En 2012, Christophe Jacrot photographie New York après le passage de l’ouragan Sandy et montre la face cachée d’une ville supposée ne jamais dormir. Un travail inédit à découvrir à la Galerie de l’Europe et qui s’accompagne d’un bel ouvrage, New York in Black.

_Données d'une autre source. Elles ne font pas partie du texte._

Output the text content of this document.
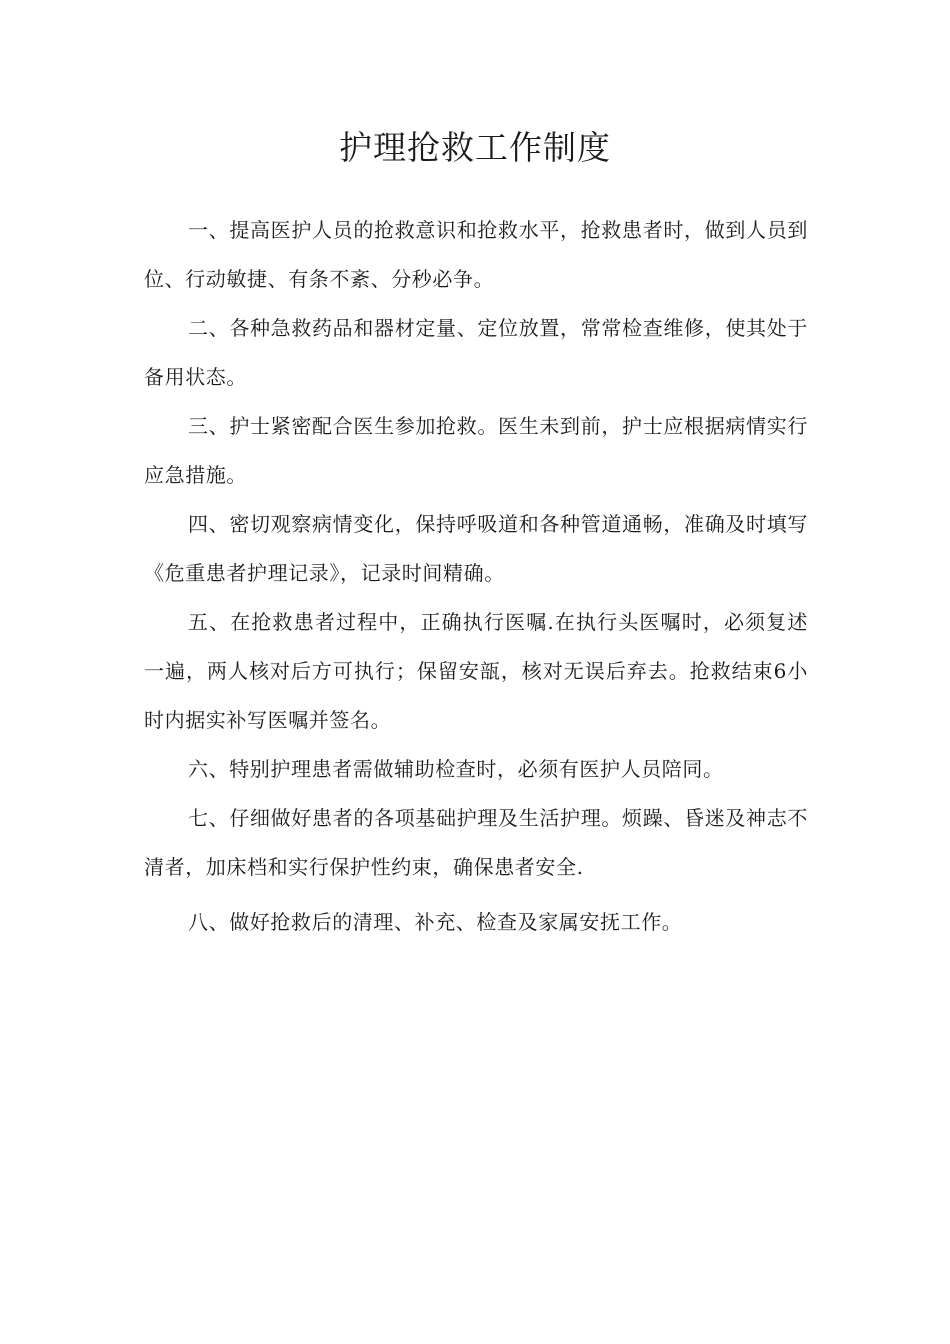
护理抢救工作制度

一、提高医护人员的抢救意识和抢救水平，抢救患者时，做到人员到位、行动敏捷、有条不紊、分秒必争。

二、各种急救药品和器材定量、定位放置，常常检查维修，使其处于备用状态。

三、护士紧密配合医生参加抢救。医生未到前，护士应根据病情实行应急措施。

四、密切观察病情变化，保持呼吸道和各种管道通畅，准确及时填写《危重患者护理记录》，记录时间精确。

五、在抢救患者过程中，正确执行医嘱.在执行头医嘱时，必须复述一遍，两人核对后方可执行；保留安瓿，核对无误后弃去。抢救结束6小时内据实补写医嘱并签名。

六、特别护理患者需做辅助检查时，必须有医护人员陪同。

七、仔细做好患者的各项基础护理及生活护理。烦躁、昏迷及神志不清者，加床档和实行保护性约束，确保患者安全.

八、做好抢救后的清理、补充、检查及家属安抚工作。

Ici, pas de taxis jaunes, Broadway et la Cinquième avenue sont à peine reconnaissables. Christophe Jacrot vous montre la ville comme vous ne l’avez jamais vue : dans la pénombre et vidée de ses habitants. En 2012, dans la nuit du 29 au 30 octobre, « l’ouragan Sandy plonge New York dans le chaos. Lors de cette catastrophe, 375 000 personnes furent évacuées, et une grande partie de la métropole fut inondée et totalement privée d’électricité ». Ce décor, digne d’un thriller, semble parfait pour le photographe passionné par les aléas climatiques et les grandes villes.

« J’étais venu traquer la fragilité de Manhattan dans les intempéries, et j’ai assisté au spectacle d’une ville dépouillée de son éclat, mise à nue et désertée. Tout le sud de Manhattan avait été plongé dans le noir complet ; vision irréelle d’une ville inquiétante, fantomatique, mais belle, comme je ne l’avais jamais vue », raconte l’artiste heureux d’avoir pu immortaliser cette vue unique de Big Apple qui, d’habitude, ne dort jamais. On a beau analyser minutieusement chacune des images de l’ouvrage, les traces humaines sont quasi inexistantes. Un automobiliste par-ci, deux policiers par-là. Le silence et le vide nous plongent doucement dans l’Upside Down, cette autre dimension si anxiogène de la série Stranger Things. Ici, pourtant, pas d’angoisse. On redécouvre avec quiétude une ville que l’on ne connaît que trop bien et, cette fois, loin des touristes et du stress quotidien. Cette vision de New York invite à réfléchir à la notion de citadin ou encore au statut du citoyen dans la ville.

© Christophe Jacrot

La double face de New York

Cet ouvrage tout en noir fait suite au livre Snjór (« neige » en islandais, nldr) qui était lui, tout en blanc. À croire que le photographe est un homme qui cultive l’ambivalence. La lumière annonce les ténèbres, les intempéries font réfléchir à la vie et à la mort. Et finalement, qu’est-ce que le juste, le bon ? On conviendra ici que Luke Skywalker remporte la bataille face à Dark Vador et qu’il vaut mieux une promenade tranquille plutôt qu’une course effrénée contre le temps. Car si son ouvrage propose plusieurs lectures, il invite, entre autres, à réfléchir à la notion de citadin ou encore au statut du citoyen dans la ville. N’avons-nous pas oublié de regarder notre environnement ? Est-on capable aujourd’hui de décrire notre rue les yeux fermés ? Qu’est-ce que New York privée de ces gigantesques panneaux lumineux ? Une ville fantomatique pleine de mystères.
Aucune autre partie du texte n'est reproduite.